Erev Pesach arrived and I was shocked at the number we were to set the table for. One hundred Jews would be celebrating the 115th official Seder in a country that knows only too well the evil wrought by a modern day Pharaoh. With an ingathering of visitors, many coming home for Yom Tov from South Africa, Australia and Israel as well as Ofer Dahan and his wife from the Sochnut, shlichim from Netzer and Bnei Akiva and some of their children, ours was going to be a truly special simcha.

In the kitchen preparing the seder feast was the famous Florence Maphosa. This extraordinary toothless Ndebele woman is one of the community’s most exceptional pillars. When Florence’s mentor and teacher, Sheila Swiel went on aliyah in the 80’s the culinary genius, Florence, decided that rather than working in one household she would hire herself out by the day. At first she only worked for Jews, but with the decline in our numbers she has expanded her clientele.

Florence almost singlehandedly prepared the entire seder from the chicken soup and kneidlach to the charoseth. There is no one in the world who can match her Jewish repertoire of dishes; she does a mean gefilte fish, her chopped herring is divine, her cheesecake is to die for and her tsimmes would make anyone’s Bobbah come begging for the recipe.

At 63 Florence is my great hero. She has taught me how to laugh in the face of adversity, the reward of hard work and to understand the dignity of the people we work, play, live and are helped by every day.
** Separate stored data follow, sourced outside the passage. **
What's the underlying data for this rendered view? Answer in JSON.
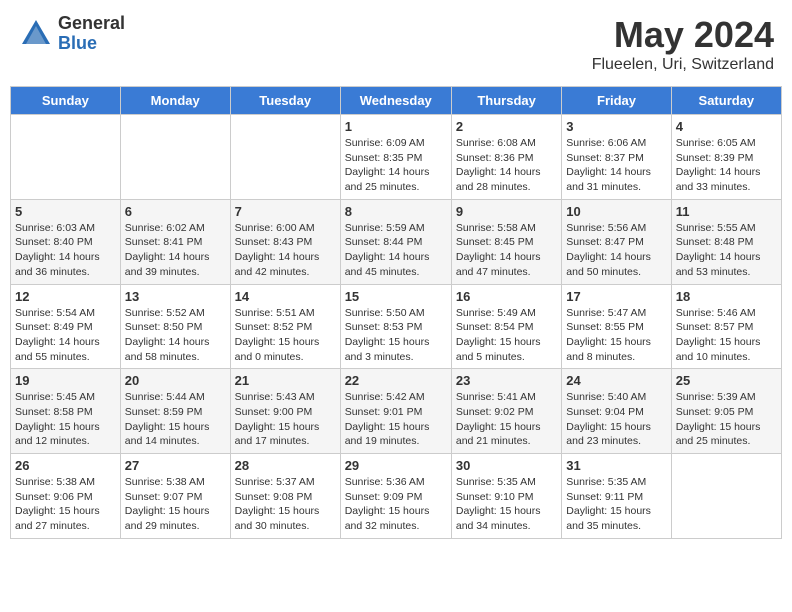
{
  "header": {
    "logo_general": "General",
    "logo_blue": "Blue",
    "month_title": "May 2024",
    "location": "Flueelen, Uri, Switzerland"
  },
  "days_of_week": [
    "Sunday",
    "Monday",
    "Tuesday",
    "Wednesday",
    "Thursday",
    "Friday",
    "Saturday"
  ],
  "weeks": [
    [
      {
        "day": "",
        "info": ""
      },
      {
        "day": "",
        "info": ""
      },
      {
        "day": "",
        "info": ""
      },
      {
        "day": "1",
        "info": "Sunrise: 6:09 AM\nSunset: 8:35 PM\nDaylight: 14 hours and 25 minutes."
      },
      {
        "day": "2",
        "info": "Sunrise: 6:08 AM\nSunset: 8:36 PM\nDaylight: 14 hours and 28 minutes."
      },
      {
        "day": "3",
        "info": "Sunrise: 6:06 AM\nSunset: 8:37 PM\nDaylight: 14 hours and 31 minutes."
      },
      {
        "day": "4",
        "info": "Sunrise: 6:05 AM\nSunset: 8:39 PM\nDaylight: 14 hours and 33 minutes."
      }
    ],
    [
      {
        "day": "5",
        "info": "Sunrise: 6:03 AM\nSunset: 8:40 PM\nDaylight: 14 hours and 36 minutes."
      },
      {
        "day": "6",
        "info": "Sunrise: 6:02 AM\nSunset: 8:41 PM\nDaylight: 14 hours and 39 minutes."
      },
      {
        "day": "7",
        "info": "Sunrise: 6:00 AM\nSunset: 8:43 PM\nDaylight: 14 hours and 42 minutes."
      },
      {
        "day": "8",
        "info": "Sunrise: 5:59 AM\nSunset: 8:44 PM\nDaylight: 14 hours and 45 minutes."
      },
      {
        "day": "9",
        "info": "Sunrise: 5:58 AM\nSunset: 8:45 PM\nDaylight: 14 hours and 47 minutes."
      },
      {
        "day": "10",
        "info": "Sunrise: 5:56 AM\nSunset: 8:47 PM\nDaylight: 14 hours and 50 minutes."
      },
      {
        "day": "11",
        "info": "Sunrise: 5:55 AM\nSunset: 8:48 PM\nDaylight: 14 hours and 53 minutes."
      }
    ],
    [
      {
        "day": "12",
        "info": "Sunrise: 5:54 AM\nSunset: 8:49 PM\nDaylight: 14 hours and 55 minutes."
      },
      {
        "day": "13",
        "info": "Sunrise: 5:52 AM\nSunset: 8:50 PM\nDaylight: 14 hours and 58 minutes."
      },
      {
        "day": "14",
        "info": "Sunrise: 5:51 AM\nSunset: 8:52 PM\nDaylight: 15 hours and 0 minutes."
      },
      {
        "day": "15",
        "info": "Sunrise: 5:50 AM\nSunset: 8:53 PM\nDaylight: 15 hours and 3 minutes."
      },
      {
        "day": "16",
        "info": "Sunrise: 5:49 AM\nSunset: 8:54 PM\nDaylight: 15 hours and 5 minutes."
      },
      {
        "day": "17",
        "info": "Sunrise: 5:47 AM\nSunset: 8:55 PM\nDaylight: 15 hours and 8 minutes."
      },
      {
        "day": "18",
        "info": "Sunrise: 5:46 AM\nSunset: 8:57 PM\nDaylight: 15 hours and 10 minutes."
      }
    ],
    [
      {
        "day": "19",
        "info": "Sunrise: 5:45 AM\nSunset: 8:58 PM\nDaylight: 15 hours and 12 minutes."
      },
      {
        "day": "20",
        "info": "Sunrise: 5:44 AM\nSunset: 8:59 PM\nDaylight: 15 hours and 14 minutes."
      },
      {
        "day": "21",
        "info": "Sunrise: 5:43 AM\nSunset: 9:00 PM\nDaylight: 15 hours and 17 minutes."
      },
      {
        "day": "22",
        "info": "Sunrise: 5:42 AM\nSunset: 9:01 PM\nDaylight: 15 hours and 19 minutes."
      },
      {
        "day": "23",
        "info": "Sunrise: 5:41 AM\nSunset: 9:02 PM\nDaylight: 15 hours and 21 minutes."
      },
      {
        "day": "24",
        "info": "Sunrise: 5:40 AM\nSunset: 9:04 PM\nDaylight: 15 hours and 23 minutes."
      },
      {
        "day": "25",
        "info": "Sunrise: 5:39 AM\nSunset: 9:05 PM\nDaylight: 15 hours and 25 minutes."
      }
    ],
    [
      {
        "day": "26",
        "info": "Sunrise: 5:38 AM\nSunset: 9:06 PM\nDaylight: 15 hours and 27 minutes."
      },
      {
        "day": "27",
        "info": "Sunrise: 5:38 AM\nSunset: 9:07 PM\nDaylight: 15 hours and 29 minutes."
      },
      {
        "day": "28",
        "info": "Sunrise: 5:37 AM\nSunset: 9:08 PM\nDaylight: 15 hours and 30 minutes."
      },
      {
        "day": "29",
        "info": "Sunrise: 5:36 AM\nSunset: 9:09 PM\nDaylight: 15 hours and 32 minutes."
      },
      {
        "day": "30",
        "info": "Sunrise: 5:35 AM\nSunset: 9:10 PM\nDaylight: 15 hours and 34 minutes."
      },
      {
        "day": "31",
        "info": "Sunrise: 5:35 AM\nSunset: 9:11 PM\nDaylight: 15 hours and 35 minutes."
      },
      {
        "day": "",
        "info": ""
      }
    ]
  ]
}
The world only sees a one dimensional representation of Zimbabwe’s people, the tyrannical force towering over the cowering masses. But it is far more complicated than that, and I know the comparison is controversial, but how many of our own fought back in the last century when faced with the demon who tried to wipe us off the face of the earth? Will you be the one to lead them?
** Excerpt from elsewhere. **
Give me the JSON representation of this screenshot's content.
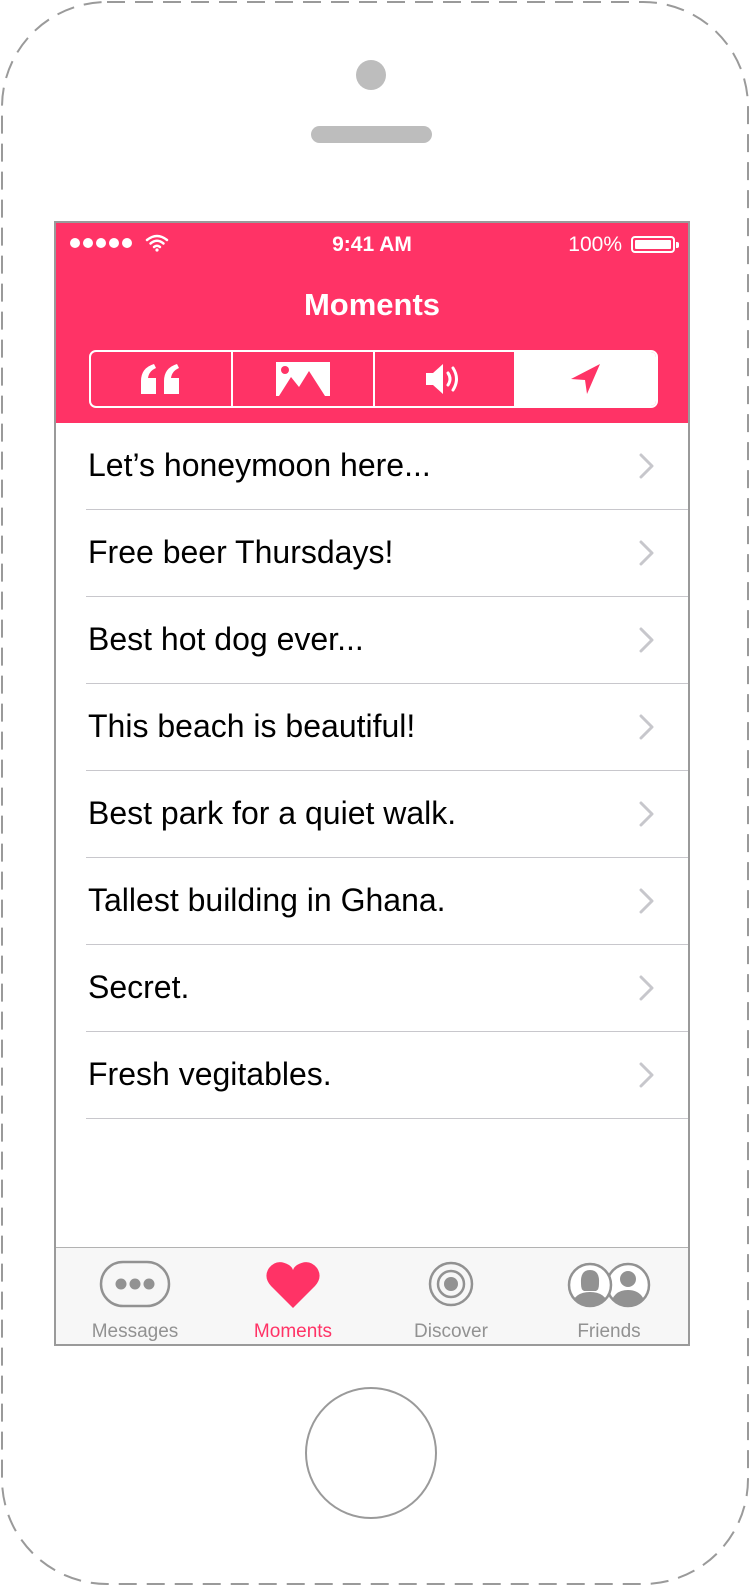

The Pesach service saw a shul bathed in candle light, for our power is switched off almost every day, and by now we are used to it and have learnt that electricity is not the only way to find light. In fact, I love the spirituality it brings to our services. There is no Jew to look after our shul, but Jack, the “Shammas”, who hails from the Binga region of Zimbabwe where the people are tall and strong, makes sure that the candles to light our way through the service are lit before the chag or Shabbat begins.

We moved from the shul to the hall to start the ancient repetition of the Hagaddah. Miraculously the power came back and there was light! The singing was certainly not the standard of the famous Gardens Synagogue Choir, and the tunes were as varied as the communities represented; the hall was beautiful, the place was filled with an extraordinary warmth and energy that took me back to the days of my childhood when the shul was so full that the kids sat squashed onto the steps, giggling through the service. The numbers are gone but the energy remains.

There is a tinge of irony and a certain poignancy at celebrating Pesach in Zimbabwe, we repeat the message every year and teach our children to question so that we can all understand a little more about slavery, oppression and violence; the overriding system of justice that was meted out for evil; the road to freedom took courage and commitment and was filled with obstacles, yet through true leadership freedom was found and our people today cherish that freedom and the homeland that is ours, even though we may not physically be there.

Rabbi Alima and his family have gone home, his wife said to me shortly before she left, “This community gave us far more that we ever gave the community” and I believe that is because here in Bulawayo, we all cherish community and understand the strength it gives us. It is getting harder to find and afford a new Rabbi, but we remain determined and as Hylton Solomon said, “We cannot turn our backs on over a century of Jewish history in this town.”

Yes, the past decade has been particularly trying but there is an old Jewish proverb that says, “He that can't endure the bad, will not live to see the good.” As Jews we understand suffering but we also understand that freedom is within grasp.